Questo cosiddetto "salvataggio", aiuterà più le banche francesi e tedesche che la Grecia: "Il CAC 40 sta intensificando i propri guadagni, confidando nella Grecia", recita il sito di Point.fr.
Esso rappresenta in realtà una grande socializzazione delle perdite: uno studio di Echos mostra che grazie a questo piano, "la quota di debito ellenico in mano a creditori stranieri aumenterà dal 26% al 64% nel 2014. Ciò significa che l'esposizione di ogni famiglia della zona euro passerà dai € 535 di oggi a 1.450 euro. "Eppure tutti gli economisti concordano sul fatto che la Grecia non può rimborsare tutti i suoi debiti.

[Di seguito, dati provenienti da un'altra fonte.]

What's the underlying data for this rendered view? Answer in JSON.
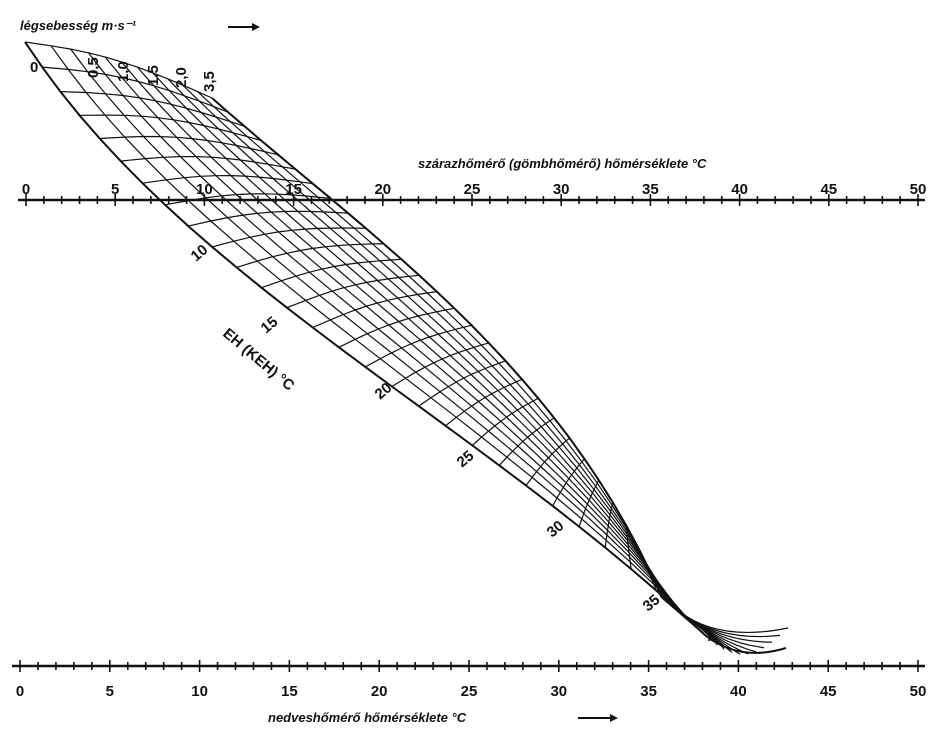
{
  "title": "légsebesség m·s⁻¹",
  "top_axis": {
    "label": "szárazhőmérő (gömbhőmérő) hőmérséklete °C",
    "ticks": [
      "0",
      "5",
      "10",
      "15",
      "20",
      "25",
      "30",
      "35",
      "40",
      "45",
      "50"
    ]
  },
  "bottom_axis": {
    "label": "nedveshőmérő hőmérséklete °C",
    "ticks": [
      "0",
      "5",
      "10",
      "15",
      "20",
      "25",
      "30",
      "35",
      "40",
      "45",
      "50"
    ]
  },
  "diagonal_axis": {
    "label": "EH (KEH) °C",
    "ticks": [
      "10",
      "15",
      "20",
      "25",
      "30",
      "35"
    ]
  },
  "air_speed_labels": [
    "0",
    "0,5",
    "1,0",
    "1,5",
    "2,0",
    "3,5"
  ]
}
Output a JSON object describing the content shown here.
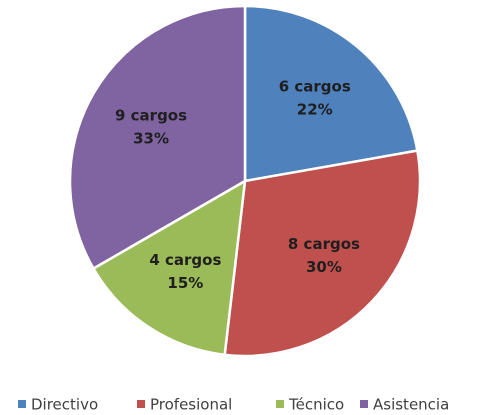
{
  "chart_data": {
    "type": "pie",
    "categories": [
      "Directivo",
      "Profesional",
      "Técnico",
      "Asistencia"
    ],
    "values": [
      6,
      8,
      4,
      9
    ],
    "value_labels": [
      "6 cargos",
      "8 cargos",
      "4 cargos",
      "9 cargos"
    ],
    "percent_labels": [
      "22%",
      "30%",
      "15%",
      "33%"
    ],
    "colors": [
      "#4f81bd",
      "#c0504d",
      "#9bbb59",
      "#8064a2"
    ],
    "legend": "bottom"
  }
}
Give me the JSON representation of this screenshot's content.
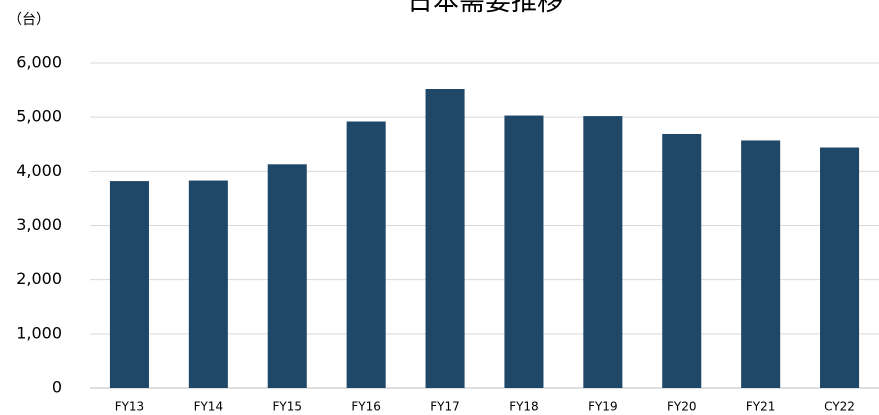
{
  "chart_data": {
    "type": "bar",
    "title": "日本需要推移",
    "unit_label": "（台）",
    "categories": [
      "FY13",
      "FY14",
      "FY15",
      "FY16",
      "FY17",
      "FY18",
      "FY19",
      "FY20",
      "FY21",
      "CY22"
    ],
    "series": [
      {
        "values": [
          3820,
          3830,
          4130,
          4920,
          5520,
          5030,
          5020,
          4690,
          4570,
          4440
        ]
      }
    ],
    "ylim": [
      0,
      6000
    ],
    "yticks": [
      0,
      1000,
      2000,
      3000,
      4000,
      5000,
      6000
    ],
    "ytick_labels": [
      "0",
      "1,000",
      "2,000",
      "3,000",
      "4,000",
      "5,000",
      "6,000"
    ],
    "grid": true,
    "bar_color": "#1f4868"
  }
}
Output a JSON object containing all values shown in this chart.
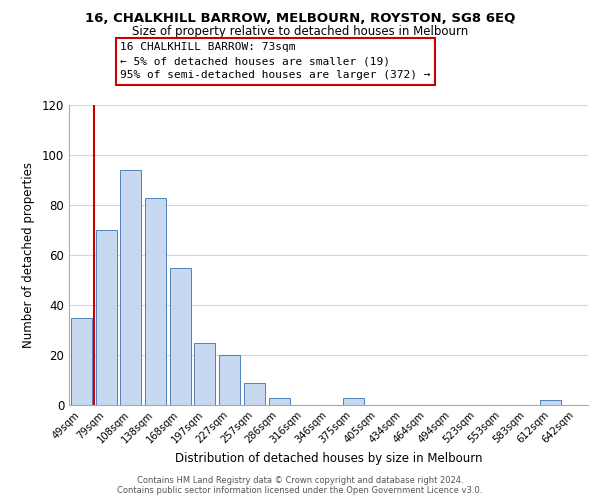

Nell'opporsi così ferocemente a qualsiasi ristrutturazione, Sarkozy e Trichet fanno il gioco delle banche francesi; ma se la Grecia dovesse dichiarare bancarotta, la finanza pubblica degli altri paesi europei sarà in prima linea ... e i popoli d'Europa pagheranno tramite l'approvazione di nuove misure di austerità.

"Privatizzare i profitti, socializzare le perdite", questa logica sembra più attuale che mai: con la nuova governance economica, promossa dai governi europei e della Commissione e approvata dal Parlamento, le finanze pubbliche saranno controllate, e come per la Grecia, l'austerità permanente per i popoli garantirà i profitti delle banche.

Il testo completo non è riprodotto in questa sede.